“Where have you been?” she asks in a worried tone.
I throw my keys on the counter, along with my clutch, and step out of my heels.
I met Cleo when I was a cocktail waitress, fresh off the heartache of losing my scholarship and having to drop out of college. At the time, I’d thought I was making good money with tips from high rollers, but Cleo was the one who told me I could make more money on one date than I made in a whole month’s worth of tips. I remember so clearly the way she took me by the chin and said, pretty girl like you shouldn’t be working so hard in this dump.
She introduced me to a life I didn’t know about before, and now I just jeopardized everything because I’d let my guard down.
“What’s wrong?” she asks when I don’t answer.

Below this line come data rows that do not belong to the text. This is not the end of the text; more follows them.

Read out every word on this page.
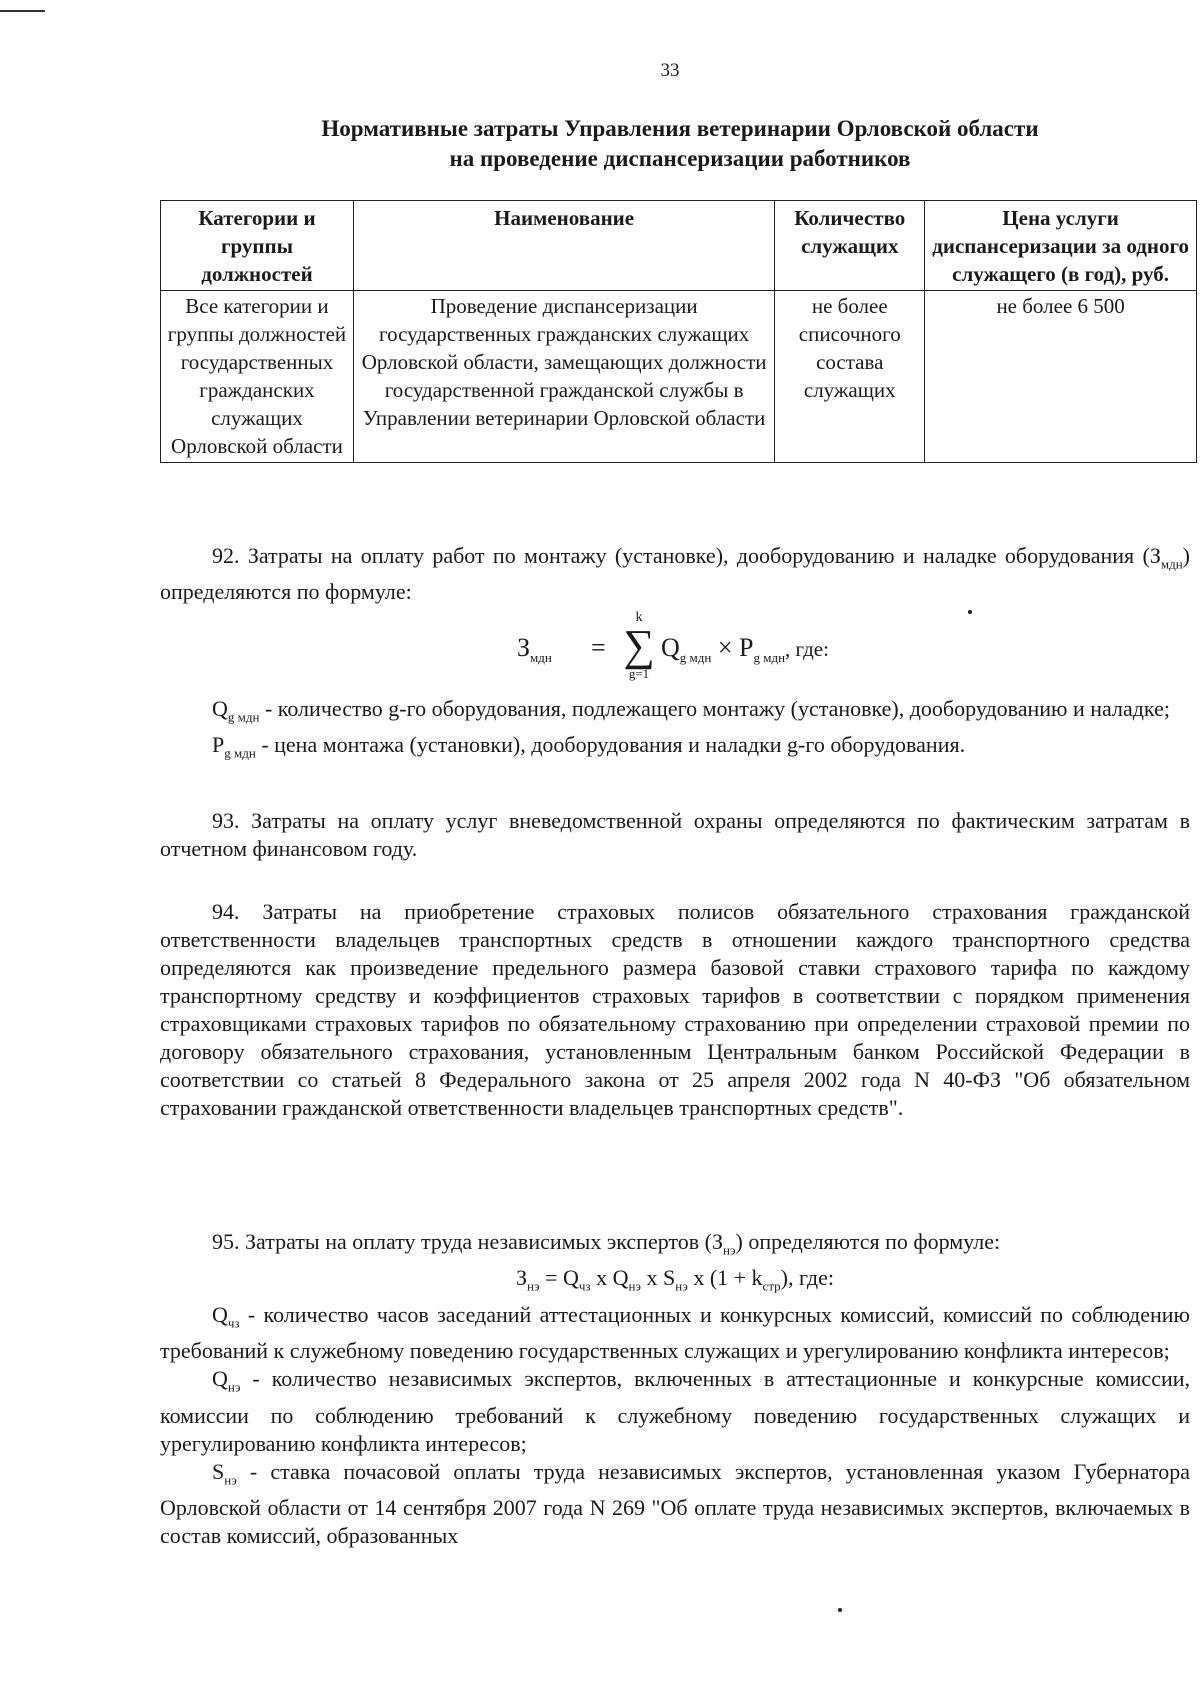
33
Нормативные затраты Управления ветеринарии Орловской области
на проведение диспансеризации работников
Категории и группы должностей	Наименование	Количество служащих	Цена услуги диспансеризации за одного служащего (в год), руб.
Все категории и группы должностей государственных гражданских служащих Орловской области	Проведение диспансеризации государственных гражданских служащих Орловской области, замещающих должности государственной гражданской службы в Управлении ветеринарии Орловской области	не более списочного состава служащих	не более 6 500

92. Затраты на оплату работ по монтажу (установке), дооборудованию и наладке оборудования $(З_{мдн})$ определяются по формуле:

$З_{мдн}$ =
k
∑
g=1
$Q_{g мдн} \times P_{g мдн}$, где:

$Q_{g мдн}$ - количество g-го оборудования, подлежащего монтажу (установке), дооборудованию и наладке;

$P_{g мдн}$ - цена монтажа (установки), дооборудования и наладки g-го оборудования.

93. Затраты на оплату услуг вневедомственной охраны определяются по фактическим затратам в отчетном финансовом году.

94. Затраты на приобретение страховых полисов обязательного страхования гражданской ответственности владельцев транспортных средств в отношении каждого транспортного средства определяются как произведение предельного размера базовой ставки страхового тарифа по каждому транспортному средству и коэффициентов страховых тарифов в соответствии с порядком применения страховщиками страховых тарифов по обязательному страхованию при определении страховой премии по договору обязательного страхования, установленным Центральным банком Российской Федерации в соответствии со статьей 8 Федерального закона от 25 апреля 2002 года N 40-ФЗ "Об обязательном страховании гражданской ответственности владельцев транспортных средств".

95. Затраты на оплату труда независимых экспертов $(З_{нэ})$ определяются по формуле:

$З_{нэ} = Q_{чз}$ x $Q_{нэ}$ x $S_{нэ}$ x $(1 + k_{стр})$, где:

$Q_{чз}$ - количество часов заседаний аттестационных и конкурсных комиссий, комиссий по соблюдению требований к служебному поведению государственных служащих и урегулированию конфликта интересов;

$Q_{нэ}$ - количество независимых экспертов, включенных в аттестационные и конкурсные комиссии, комиссии по соблюдению требований к служебному поведению государственных служащих и урегулированию конфликта интересов;

$S_{нэ}$ - ставка почасовой оплаты труда независимых экспертов, установленная указом Губернатора Орловской области от 14 сентября 2007 года N 269 "Об оплате труда независимых экспертов, включаемых в состав комиссий, образованных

“I messed up,” I say, my voice small, and I work to keep my chin from quivering.
“What happened? Did someone hurt you?” She inspects me for damage, but there’s nothing to find on the outside.
“I need to see Ellen,” I say, walking into my bedroom and peeling my dress off.
“You don’t just go see Ellen,” Cleo reminds me as she follows me into the closet where I pull on a pair of jeans. “Unless something really big happened,” she says ominously.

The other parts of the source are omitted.